I recently had some problems with jointcal failing. I scanned the (very verbose) log, and managed to identify a visit for which the small number of input CCDs had only 0 measuredStars. It turned out that that visit had a tracking failure.

Yes, we’ve also occasionally had problems with exposures where the pointing was at the edge of our field and too few chips matched. But these are centered and have >~200 measuredStars per CCD. And it’s every exposure in the run, which makes me suspect there’s something in the image headers or metadata that’s tripping jointcal up. I just can’t figure out what…

I’m not sure if the log lines above were originally corrupted or if I corrupted them in the process of fixing the formatting, but either way it’s a tiny fraction of what jointcal outputs. Could you please post the full log output?

Sure–sorry, I had just posted the end because the log is pretty big…

jointcal_A2029_z-15453115.out (1.3 MB)

I see several exposures where it Matched 0 objects for many of the CCDs.
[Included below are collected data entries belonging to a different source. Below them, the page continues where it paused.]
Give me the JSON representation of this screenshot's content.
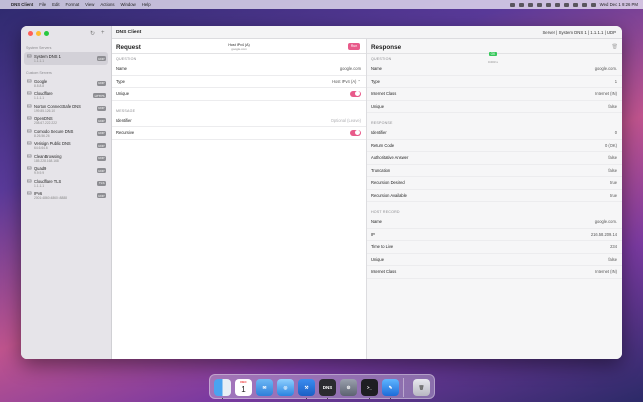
{
  "menubar": {
    "apple": "",
    "app": "DNS Client",
    "items": [
      "File",
      "Edit",
      "Format",
      "View",
      "Actions",
      "Window",
      "Help"
    ],
    "clock": "Wed Dec 1 9:26 PM"
  },
  "window": {
    "title": "DNS Client",
    "server": "Server | System DNS 1 | 1.1.1.1 | UDP"
  },
  "sidebar": {
    "system_title": "System Servers",
    "custom_title": "Custom Servers",
    "system_items": [
      {
        "name": "System DNS 1",
        "address": "1.1.1.1",
        "badge": "UDP"
      }
    ],
    "custom_items": [
      {
        "name": "Google",
        "address": "8.8.8.8",
        "badge": "UDP"
      },
      {
        "name": "Cloudflare",
        "address": "1.1.1.1",
        "badge": "HTTPS"
      },
      {
        "name": "Norton ConnectSafe DNS",
        "address": "199.85.126.10",
        "badge": "UDP"
      },
      {
        "name": "OpenDNS",
        "address": "208.67.222.222",
        "badge": "UDP"
      },
      {
        "name": "Comodo Secure DNS",
        "address": "8.26.56.26",
        "badge": "UDP"
      },
      {
        "name": "Verisign Public DNS",
        "address": "64.6.64.6",
        "badge": "UDP"
      },
      {
        "name": "CleanBrowsing",
        "address": "185.228.168.168",
        "badge": "UDP"
      },
      {
        "name": "Quad9",
        "address": "9.9.9.9",
        "badge": "UDP"
      },
      {
        "name": "Cloudflare TLS",
        "address": "1.1.1.1",
        "badge": "TLS"
      },
      {
        "name": "IPv6",
        "address": "2001:4860:4860::8888",
        "badge": "UDP"
      }
    ]
  },
  "request": {
    "title": "Request",
    "summary_type": "Host IPv4 (A)",
    "summary_name": "google.com",
    "run_label": "Run",
    "question_header": "QUESTION",
    "message_header": "MESSAGE",
    "name_label": "Name",
    "name_value": "google.com",
    "type_label": "Type",
    "type_value": "Host IPv4 (A) ⌃",
    "unique_label": "Unique",
    "identifier_label": "Identifier",
    "identifier_placeholder": "Optional (Leave)",
    "recursive_label": "Recursive"
  },
  "response": {
    "title": "Response",
    "status": "OK",
    "time": "0.003 s",
    "question_header": "QUESTION",
    "question_rows": [
      {
        "k": "Name",
        "v": "google.com."
      },
      {
        "k": "Type",
        "v": "1"
      },
      {
        "k": "Internet Class",
        "v": "Internet (IN)"
      },
      {
        "k": "Unique",
        "v": "false"
      }
    ],
    "response_header": "RESPONSE",
    "response_rows": [
      {
        "k": "Identifier",
        "v": "0"
      },
      {
        "k": "Return Code",
        "v": "0 (OK)"
      },
      {
        "k": "Authoritative Answer",
        "v": "false"
      },
      {
        "k": "Truncation",
        "v": "false"
      },
      {
        "k": "Recursion Desired",
        "v": "true"
      },
      {
        "k": "Recursion Available",
        "v": "true"
      }
    ],
    "host_header": "HOST RECORD",
    "host_rows": [
      {
        "k": "Name",
        "v": "google.com."
      },
      {
        "k": "IP",
        "v": "216.58.209.14"
      },
      {
        "k": "Time to Live",
        "v": "234"
      },
      {
        "k": "Unique",
        "v": "false"
      },
      {
        "k": "Internet Class",
        "v": "Internet (IN)"
      }
    ]
  },
  "dock": {
    "calendar_month": "DEC",
    "calendar_day": "1",
    "dns_label": "DNS",
    "apps": [
      "finder-icon",
      "calendar-icon",
      "mail-icon",
      "safari-icon",
      "xcode-icon",
      "dns-client-icon",
      "system-preferences-icon",
      "terminal-icon",
      "app-icon",
      "trash-icon"
    ]
  },
  "colors": {
    "accent": "#e85a8a",
    "ok": "#34c759"
  }
}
I suggest looking into these, as they may be the source of your NaN.

Looking at the log, I have some additional suggestions unrelated to the problem that I hope will make your experience better:

  • Specify a tract in the --id, and the job will go much faster.
  • Don’t use --clobber-config in production.
  • Set envvar OMP_NUM_THREADS=1 to disable the warning about implicit use of threads.

Thanks! I’ll try a test omitting those 4 exposures–I’m surprised, though, as those aren’t the ones that were in the dangerous date range. Will report back…
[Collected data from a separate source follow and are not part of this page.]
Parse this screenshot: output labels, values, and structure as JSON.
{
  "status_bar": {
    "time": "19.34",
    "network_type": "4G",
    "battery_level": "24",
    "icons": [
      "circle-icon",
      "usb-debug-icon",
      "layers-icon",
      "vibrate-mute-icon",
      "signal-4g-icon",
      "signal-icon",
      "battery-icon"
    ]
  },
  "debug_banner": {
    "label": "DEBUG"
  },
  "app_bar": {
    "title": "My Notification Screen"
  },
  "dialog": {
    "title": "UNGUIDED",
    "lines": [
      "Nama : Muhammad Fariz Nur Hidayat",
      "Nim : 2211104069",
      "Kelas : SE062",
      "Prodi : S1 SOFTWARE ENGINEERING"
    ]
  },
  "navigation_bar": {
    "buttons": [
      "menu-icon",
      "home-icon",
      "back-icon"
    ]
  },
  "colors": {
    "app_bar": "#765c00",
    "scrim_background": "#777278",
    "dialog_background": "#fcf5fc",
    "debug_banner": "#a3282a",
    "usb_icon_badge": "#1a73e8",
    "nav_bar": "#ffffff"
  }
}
Just to check: what version of jointcal and/or the Science Pipelines are you running? Note that jointcal doesn’t look at the images, just the catalogs.

You can try turning on the writeChi2FilesInitialFinal config option. This will result in a .csv file in your current working directory containing the contributions to the chi2 matrix from every source at the time of initialization. You should be able to find the NaNs in there, which might help you track down which detectors/visits are causing the problem. You can also try running with log level DEBUG (--loglevel jointcal=DEBUG in this case), though I’m not sure there will be much useful information during initialization.

The “Matched 0 objects” in the first block of the log is just the fact that those are the first detectors+visits in the list, so they will have no matches. Any detector on or past the edge of a tract may have zero cross matches, but should have refcat matches.

I wonder if this is related to this error reported by @sfu : DM-22548? We weren’t able to find anything conclusive in that case, and other things took priority after I’d initially looked into it.

1 Like

Thanks! We’re using v19.0 still (we were hesitant to move to v20). I’ll add the writeChi2FilesInitialFinal and let you know what we find. (Last night I tried a couple of tests omitting or including files and can confirm that the “Matched 0 objects” entries don’t affect the completion of the jointcal processing, whereas it is the exposures from that one run that cause the NaN. Yes, this the same problem @sfu pointed out–we’re coming back to it and it’s increased in prominence because it seems to affect every exposure of that run, no matter the pointing…

So, the output of writeChi2FilesInitialFinal is interesting–the _meas version is where all of the NaN are. It looks like columns rx,ry,rxi,ryi (and chi2) for many objects are all nan. I am not sure I understand the “visit” entry, though. What’s listed is almost always the first visit in the sequence and not the offending images… I’m including the a link to the file (it’s too big to include). I notice that even the objects that aren’t nan seem to have weirdly large values for this column–unless I don’t understand the units?